Active-Active
Active-Active: Two Regions Serving Traffic
Active-active means multiple regions serve production traffic at the same time. The main benefit is regional resilience and local user latency. The main cost is correctness complexity: when both regions accept traffic, you must define how state stays consistent.
Active-Active Variants
- Active-active reads, single-writer writes: easiest form; reads are local, writes route to a home region.
- Geo-partitioned active-active: each region owns a subset of data (tenant/user home region).
- Multi-writer active-active: any region can write any data; requires conflict resolution.
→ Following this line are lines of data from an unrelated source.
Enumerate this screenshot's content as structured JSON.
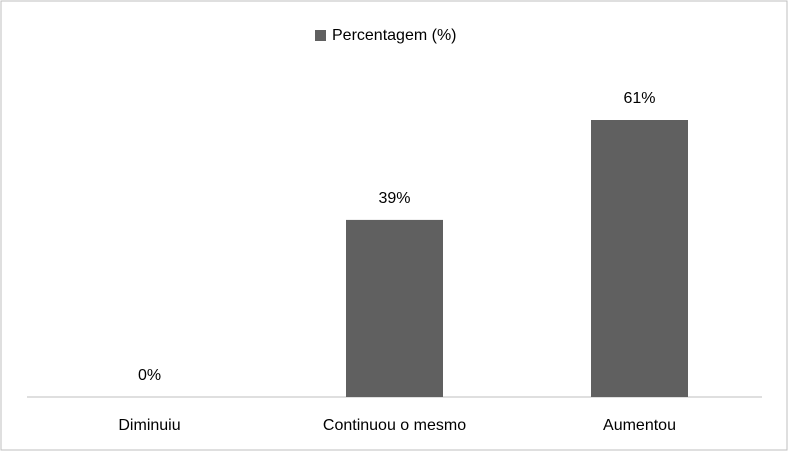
{
  "chart_data": {
    "type": "bar",
    "categories": [
      "Diminuiu",
      "Continuou o mesmo",
      "Aumentou"
    ],
    "series": [
      {
        "name": "Percentagem (%)",
        "color": "#606060",
        "values": [
          0,
          39,
          61
        ],
        "value_labels": [
          "0%",
          "39%",
          "61%"
        ]
      }
    ],
    "legend": "top"
  }
}
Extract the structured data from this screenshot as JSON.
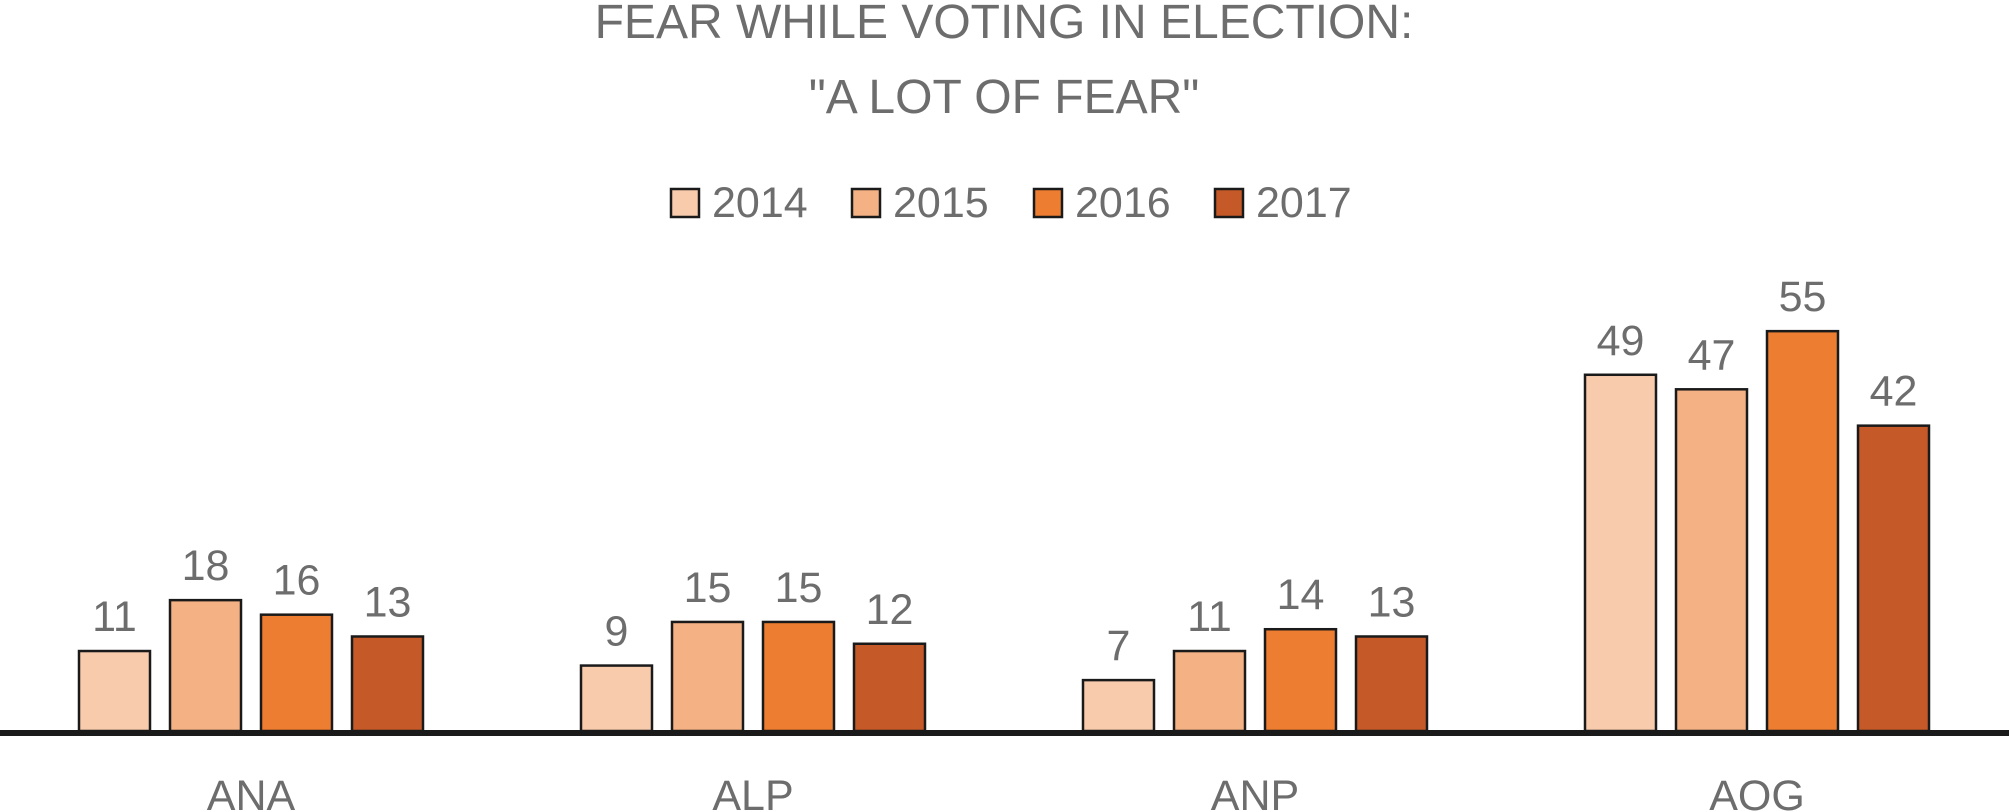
{
  "chart_data": {
    "type": "bar",
    "title": "FEAR WHILE VOTING IN ELECTION:",
    "subtitle": "\"A LOT OF FEAR\"",
    "categories": [
      "ANA",
      "ALP",
      "ANP",
      "AOG"
    ],
    "series": [
      {
        "name": "2014",
        "color": "#f8cbad",
        "values": [
          11,
          9,
          7,
          49
        ]
      },
      {
        "name": "2015",
        "color": "#f4b183",
        "values": [
          18,
          15,
          11,
          47
        ]
      },
      {
        "name": "2016",
        "color": "#ed7d31",
        "values": [
          16,
          15,
          14,
          55
        ]
      },
      {
        "name": "2017",
        "color": "#c55a28",
        "values": [
          13,
          12,
          13,
          42
        ]
      }
    ],
    "xlabel": "",
    "ylabel": "",
    "ylim": [
      0,
      55
    ],
    "legend_position": "top-center",
    "data_labels": true,
    "grid": false,
    "text_color": "#6d6d6d",
    "axis_color": "#1a1a1a"
  }
}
Core Challenge: Write Coordination
If two regions can write the same record, conflicts are inevitable. If your domain cannot tolerate conflict semantics (like last-write-wins), avoid multi-writer for that dataset. A production rule: if you cannot explain conflicts to users, do not accept multi-writer writes for that flow.
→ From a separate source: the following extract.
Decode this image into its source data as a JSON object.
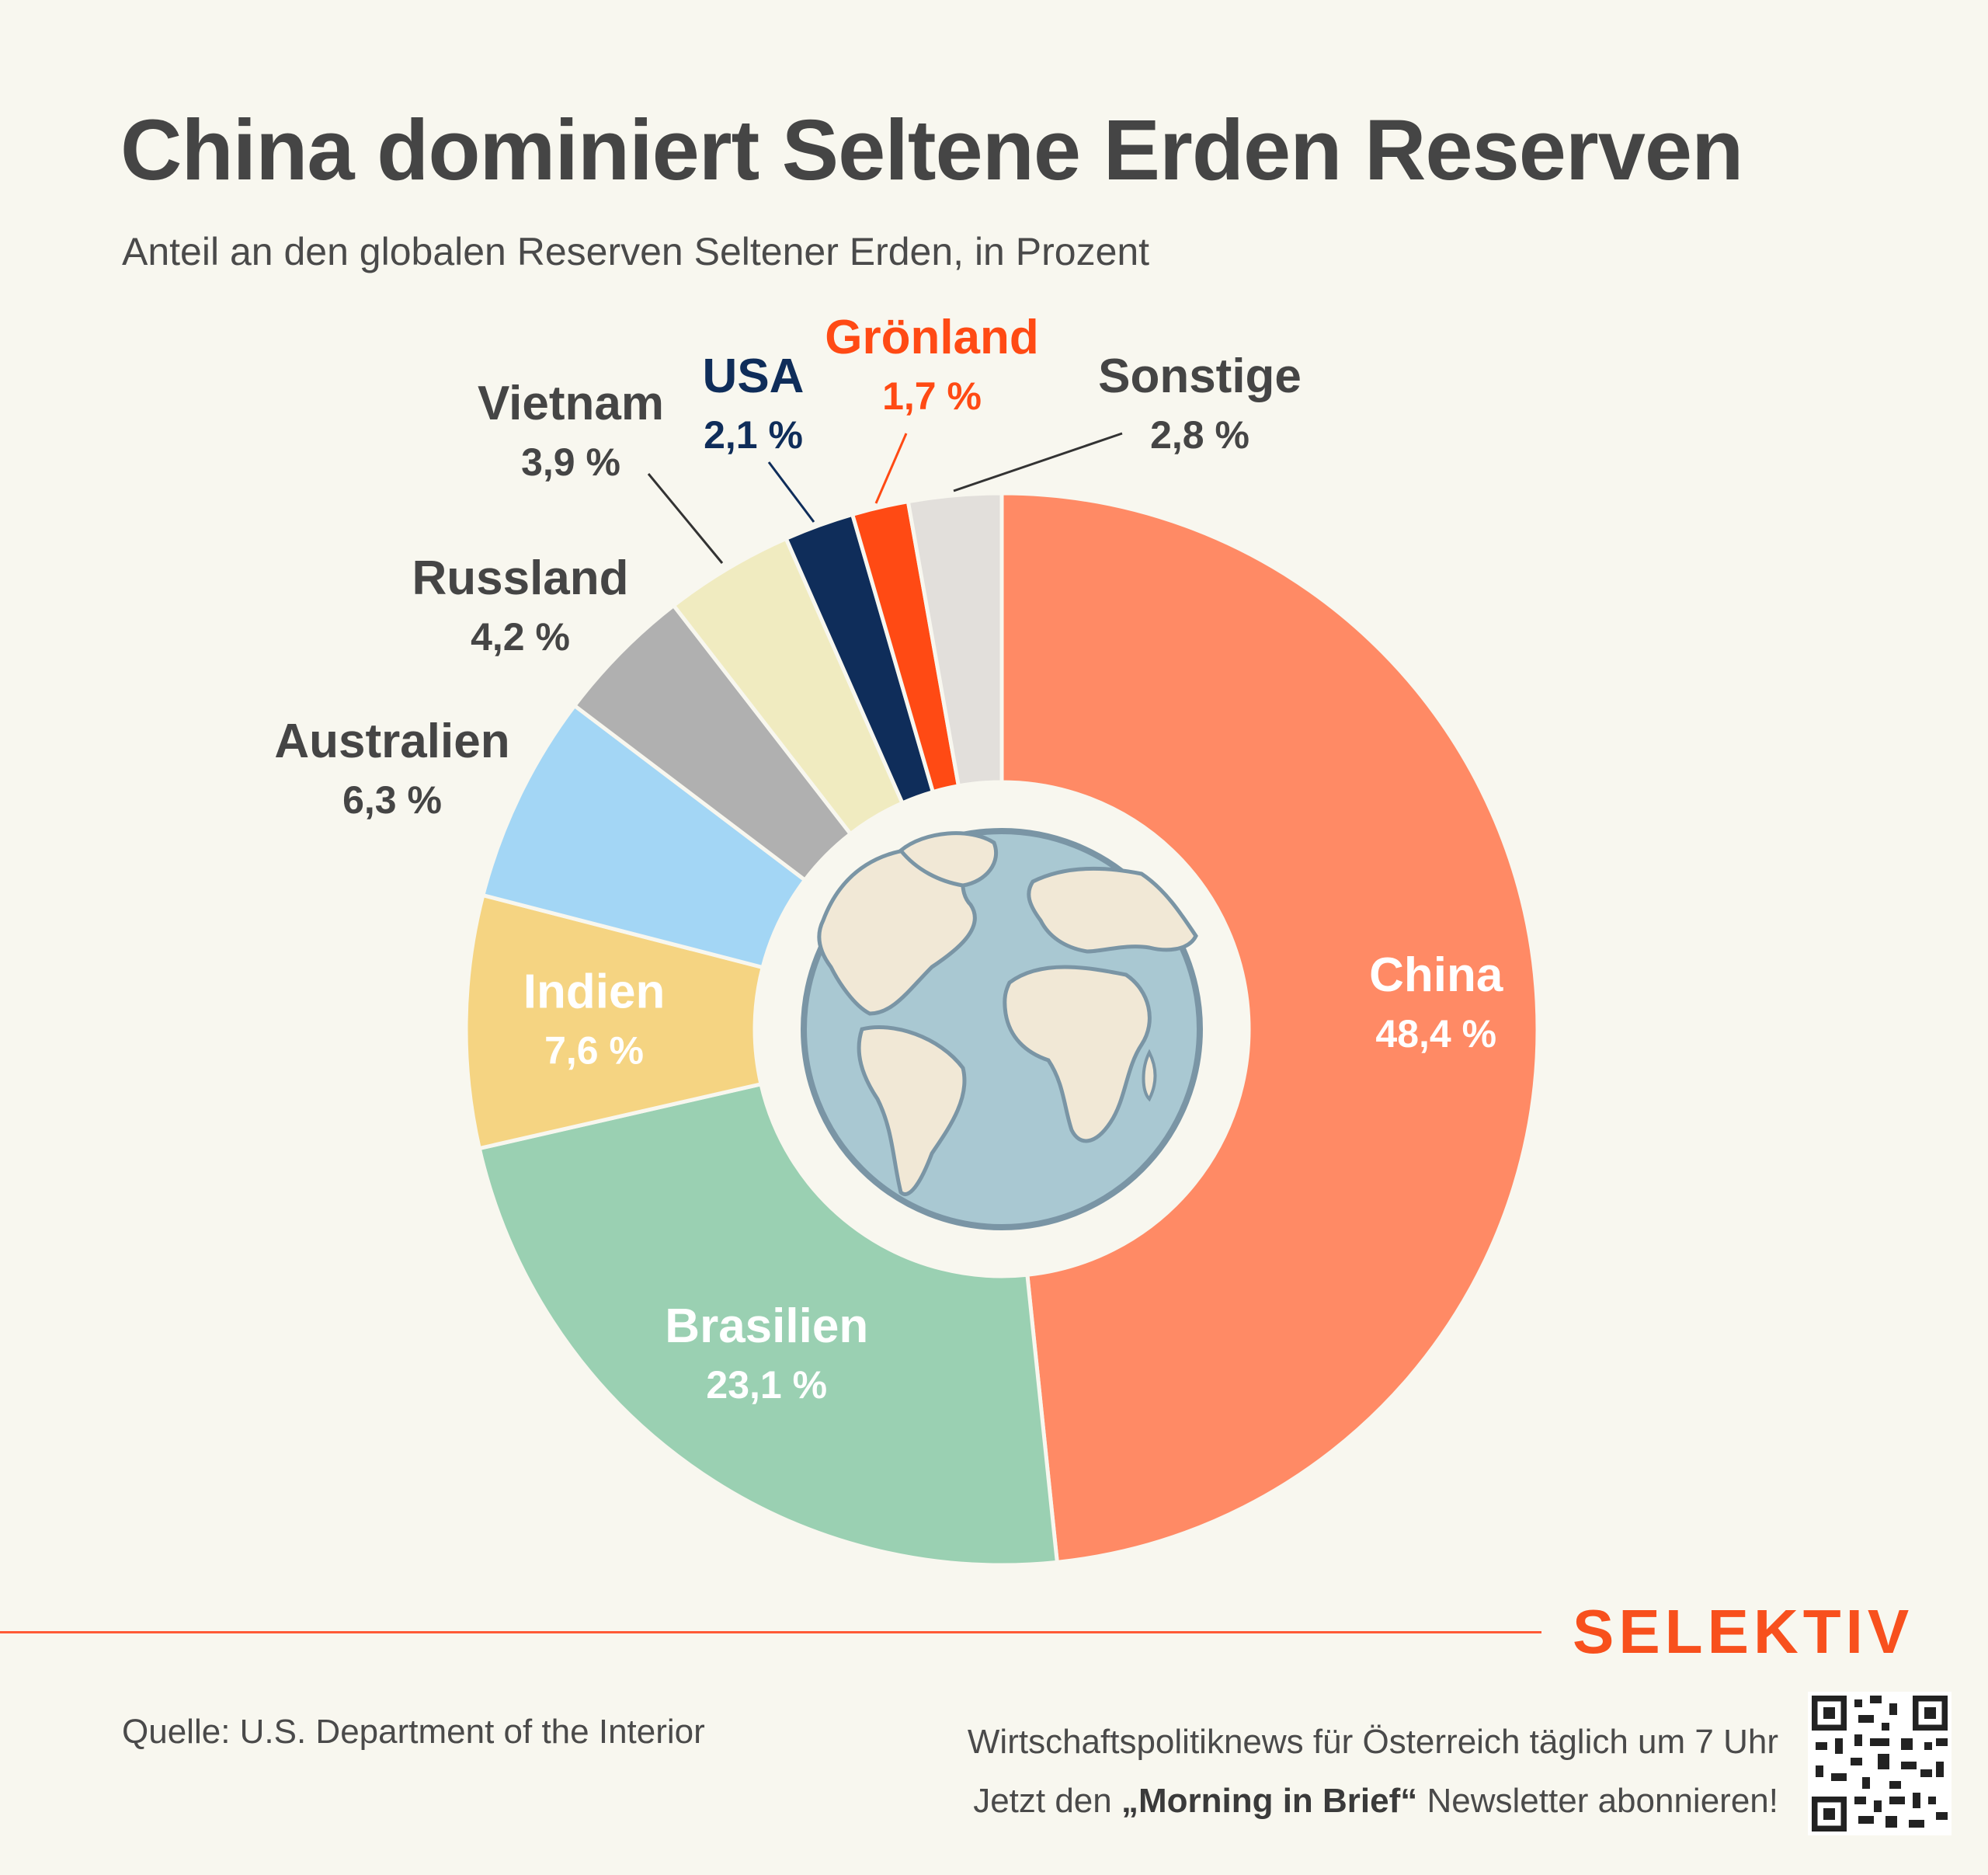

Operational Challenge: Partial Partition
Active-active failures are often partial. One region may be healthy, but cross-region replication or routing is degraded. Without clear ownership and timeouts, traffic can bounce between regions, creating tail-latency spikes and inconsistent reads.
Make Locality the Default
Active-active succeeds when most requests are served fully within one region. The more cross-region calls you have on the hot path, the less benefit you get and the more p99 suffers.
Production Checklist
- Define ownership: single-writer, geo-owned, or multi-writer per dataset.
- Define read-after-write behavior per endpoint.
- Instrument replication lag and conflict rates (if applicable).
- Practice regional isolation: can one region run without the other?
Production-First Takeaway
Active-active is not “turn on multi-region.” It is a strict locality and ownership discipline. Start with active-active reads + single-writer writes, then evolve only if the product truly requires multi-writer behavior.